Tuesday, November 20, 2012

Grumpy Old Man and MongoDB - Indexes and things

This week (week 4 in the excellent 10gen class on MongoDB) has us looking at things like indexes, profiling, etc.
I am getting used to the syntax (but still dislike the "programming in quotes" model and the use of cryptic special values for specifying sort sequence, etc.).
Lovely looking feature for geospatial indexes, but quite tricky to use. At the base level, the distance measures on the spherical model are expressed in radians. So we have to do that conversion somewhere. PITA so far. I can see why, but that isn't exactly habdy. Would like (and will build) some other mechanisms to sort that out.
If for no other reason, the radians based model doesn't distinguish well between directionality. maybe I want coffee shops within 10 miles North of me (because I am heading that direction, none south of me and maybe within 1 mile each side of the route). I am sure I could code that!

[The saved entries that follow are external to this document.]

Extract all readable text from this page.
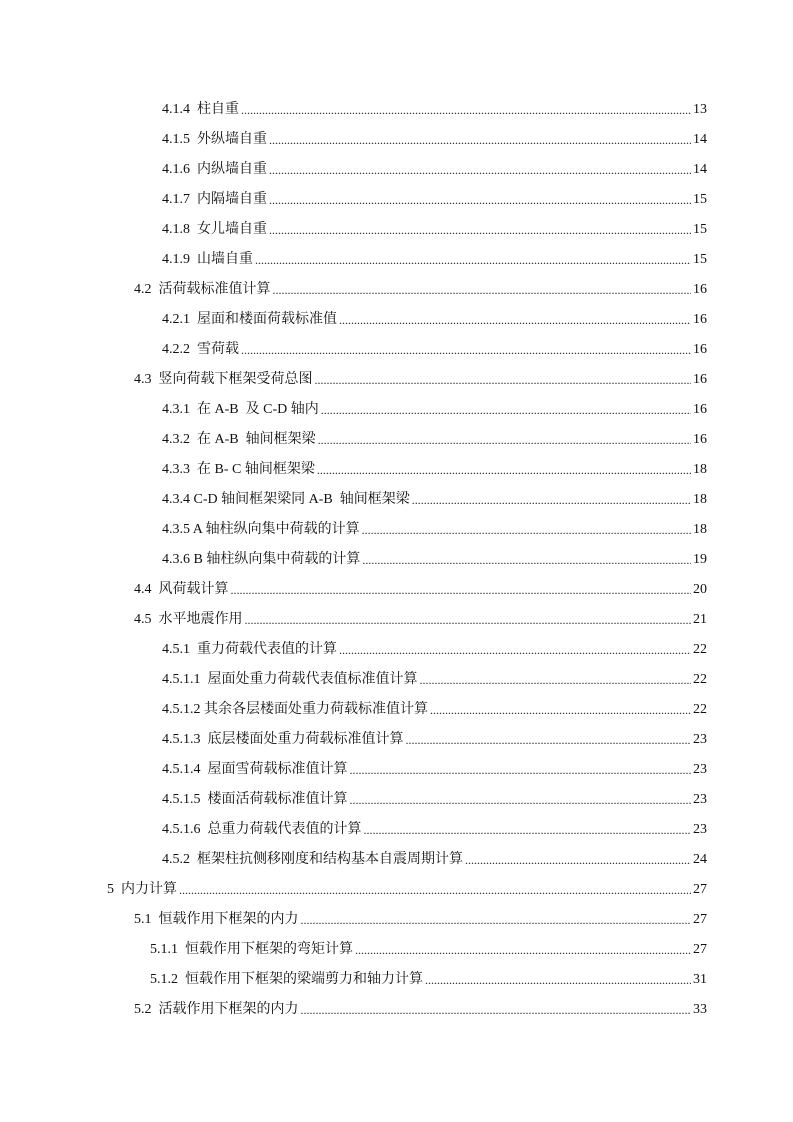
4.1.4  柱自重 .....	13
4.1.5  外纵墙自重 .....	14
4.1.6  内纵墙自重 .....	14
4.1.7  内隔墙自重 .....	15
4.1.8  女儿墙自重 .....	15
4.1.9  山墙自重 .....	15
4.2  活荷载标准值计算 .....	16
4.2.1  屋面和楼面荷载标准值 .....	16
4.2.2  雪荷载 .....	16
4.3  竖向荷载下框架受荷总图 .....	16
4.3.1  在 A-B  及 C-D 轴内 .....	16
4.3.2  在 A-B  轴间框架梁 .....	16
4.3.3  在 B- C 轴间框架梁 .....	18
4.3.4 C-D 轴间框架梁同 A-B  轴间框架梁 .....	18
4.3.5 A 轴柱纵向集中荷载的计算 .....	18
4.3.6 B 轴柱纵向集中荷载的计算 .....	19
4.4  风荷载计算 .....	20
4.5  水平地震作用 .....	21
4.5.1  重力荷载代表值的计算 .....	22
4.5.1.1  屋面处重力荷载代表值标准值计算 .....	22
4.5.1.2 其余各层楼面处重力荷载标准值计算 .....	22
4.5.1.3  底层楼面处重力荷载标准值计算 .....	23
4.5.1.4  屋面雪荷载标准值计算 .....	23
4.5.1.5  楼面活荷载标准值计算 .....	23
4.5.1.6  总重力荷载代表值的计算 .....	23
4.5.2  框架柱抗侧移刚度和结构基本自震周期计算 .....	24
5  内力计算 .....	27
5.1  恒载作用下框架的内力 .....	27
5.1.1  恒载作用下框架的弯矩计算 .....	27
5.1.2  恒载作用下框架的梁端剪力和轴力计算 .....	31
5.2  活载作用下框架的内力 .....	33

And then for some reason, the MongoDB shell treats using the geospatial spherical model differently from other models. It is invoked through the db.runcommand(...) syntax and not the usual db.dbname.find(...) syntax.
Also since you don't specify which index to use in the db.runcommand(..) syntax, and if you happen to have 2 2d indexes defined it fails. Promising feauture, but could use work.
Utilities are handy - Mongotop and Mongostat are helpful indeed
In many ways MongoDB reminds me of the 1970s system ADABAS, but with updated syntax.